Now let’s shift gears and walk through actually writing some COBOL code…

Learning COBOL In the 21st Century

With great longevity comes great responsibility. The industry relies on the next generation learning COBOL to support vital systems. Fortunately, abundant training resources exist today:

  • COBOL Books: Classic texts explain syntax and toolchains required to compile executables.
  • Online Courses: Structured classes providestep-by-step video training with hands-on coding.
  • Tutorials: Vendor documentation helps solidify practical techniques.
  • Legacy Hardware: Using vintage OS environments adds invaluable context.

Let‘s overview the hands-on workflow so you know what to expect before diving in…

Writing and Compiling COBOL Programs

The predominate environment for compiling and running COBOL is IBM’s z/OS operating system running on mainframe hardware. However, you can install an emulator on your laptop or desktop PC during training. Options like Hercules provide an authentic experience.

After installation, your journey compiling custom COBOL might go as follows:

  1. Write COBOL code in a text editor modeling required syntax
  2. Invoke the compiler to translate to executable machine code
  3. Link any dependent libraries to resolve external references
  4. Catalog the load modules for later execution
  5. Run the program and provide any input data
  6. View program output and debug any errors

Here is a trivial sample to try:

ID DIVISION.
PROGRAM-ID. HELLO-COBOL.
PROCEDURE DIVISION.
    DISPLAY ‘Hello COBOL world!‘.
    STOP RUN.

Don’t let that foreign process intimidate you! With practice over time you will quickly orient yourself. Finding local mentors also helps demystify.

While COBOL isn’t as accessible as modern languages, solving those initial hurdles pays dividends in future-proof career options!

The Future of COBOL

COBOL remains entrenched running finance and government systems.
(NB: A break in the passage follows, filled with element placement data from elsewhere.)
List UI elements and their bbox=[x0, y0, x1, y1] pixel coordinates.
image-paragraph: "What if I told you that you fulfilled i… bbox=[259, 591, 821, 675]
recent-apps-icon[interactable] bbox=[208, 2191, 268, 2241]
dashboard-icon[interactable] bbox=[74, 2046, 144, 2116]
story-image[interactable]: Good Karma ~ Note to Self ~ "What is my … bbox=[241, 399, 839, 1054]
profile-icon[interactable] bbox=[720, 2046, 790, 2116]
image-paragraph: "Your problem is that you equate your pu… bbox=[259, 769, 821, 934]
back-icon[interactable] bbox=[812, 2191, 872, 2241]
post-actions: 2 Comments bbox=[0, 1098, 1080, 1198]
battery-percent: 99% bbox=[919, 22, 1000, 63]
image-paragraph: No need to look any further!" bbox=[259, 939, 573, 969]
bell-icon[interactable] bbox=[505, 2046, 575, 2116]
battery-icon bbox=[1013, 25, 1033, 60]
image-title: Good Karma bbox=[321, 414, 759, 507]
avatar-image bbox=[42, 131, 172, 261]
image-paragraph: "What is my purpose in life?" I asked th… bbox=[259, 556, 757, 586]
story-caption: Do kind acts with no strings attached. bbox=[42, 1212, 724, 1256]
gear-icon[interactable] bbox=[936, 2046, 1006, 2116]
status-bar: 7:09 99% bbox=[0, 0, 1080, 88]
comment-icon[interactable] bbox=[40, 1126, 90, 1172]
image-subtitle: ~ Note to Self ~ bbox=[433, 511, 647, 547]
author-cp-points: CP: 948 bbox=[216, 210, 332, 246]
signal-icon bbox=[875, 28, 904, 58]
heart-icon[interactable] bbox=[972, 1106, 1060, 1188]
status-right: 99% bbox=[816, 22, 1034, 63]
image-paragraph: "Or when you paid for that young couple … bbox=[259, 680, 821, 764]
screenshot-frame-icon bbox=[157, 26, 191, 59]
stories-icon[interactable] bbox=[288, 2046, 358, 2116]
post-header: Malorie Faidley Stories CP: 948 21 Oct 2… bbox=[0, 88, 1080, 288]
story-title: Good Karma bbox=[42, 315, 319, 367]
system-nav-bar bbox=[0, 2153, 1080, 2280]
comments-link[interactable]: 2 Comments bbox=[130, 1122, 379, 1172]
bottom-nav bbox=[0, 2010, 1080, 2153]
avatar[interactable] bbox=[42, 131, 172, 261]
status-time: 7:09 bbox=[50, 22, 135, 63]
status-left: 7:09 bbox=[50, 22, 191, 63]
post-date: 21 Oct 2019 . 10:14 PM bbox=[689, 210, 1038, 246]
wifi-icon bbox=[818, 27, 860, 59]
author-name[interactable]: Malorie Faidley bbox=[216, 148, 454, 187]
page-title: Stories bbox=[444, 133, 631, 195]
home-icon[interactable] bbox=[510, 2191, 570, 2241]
Yet aside from maintaining massive legacy codebases, most new development leverages languages like Java and C#. So what is COBOL‘s future outlook?

First and foremost, global COBOL modernization costs exceed $50 billion. These venerable systems won‘t get replaced overnight. Organizations must weigh exorbitant upgrades against the opportunity cost of disruption.

Further complicating migration is the difficulty rewriting 500,000+ lines of business logic accumulated over decades. Integrations and tribal knowledge create exponential complexity.

So while dated, COBOL persists thanks to economic forces beyond technical limitations. When migration does occur, capable languages certainly exist. But no rewrite happens quickly or inexpensively.

The reality remains that COBOL will outlive many of its critics. Love it or hate it, organizations rely on this pillar of transaction processing. And as systems age and talent retires, we must continue investing in the next generation of COBOL experts.

Conclusion

COBOL’s English syntax and business data focus forged computing’s backbone across healthcare, government, finance and more. What began from Grace Hopper’s vision for data portability ignited a revolution powering global commerce 60+ years later.

Along the way, capabilities incrementally modernized on ancient code foundations. Persistence and precision superseded flashy innovation. Yet as architects retired, questions emerged – who supports business systems underpinning trillions in trade?

The institutions relying on COBOL face reckoning. Modern platforms offer promise, yet expedience trumps change. And so COBOL persists not from superiority, but reluctance to disrupt stability it created. Such is its legacy.

So while newcomers may overlook COBOL as an aging relic, it processes critical data enabling lives today. Much as the iconic 24-year-old COBOL-based VAT system modernized British taxation in 2005, we continually extract new value from old code.

Perhaps that is COBOL’s greatest achievement – enabling commerce resilience despite decades of unbridled computing progress. Not through inventing the future, but perpetuating the past. Surely Grace Hopper would be proud.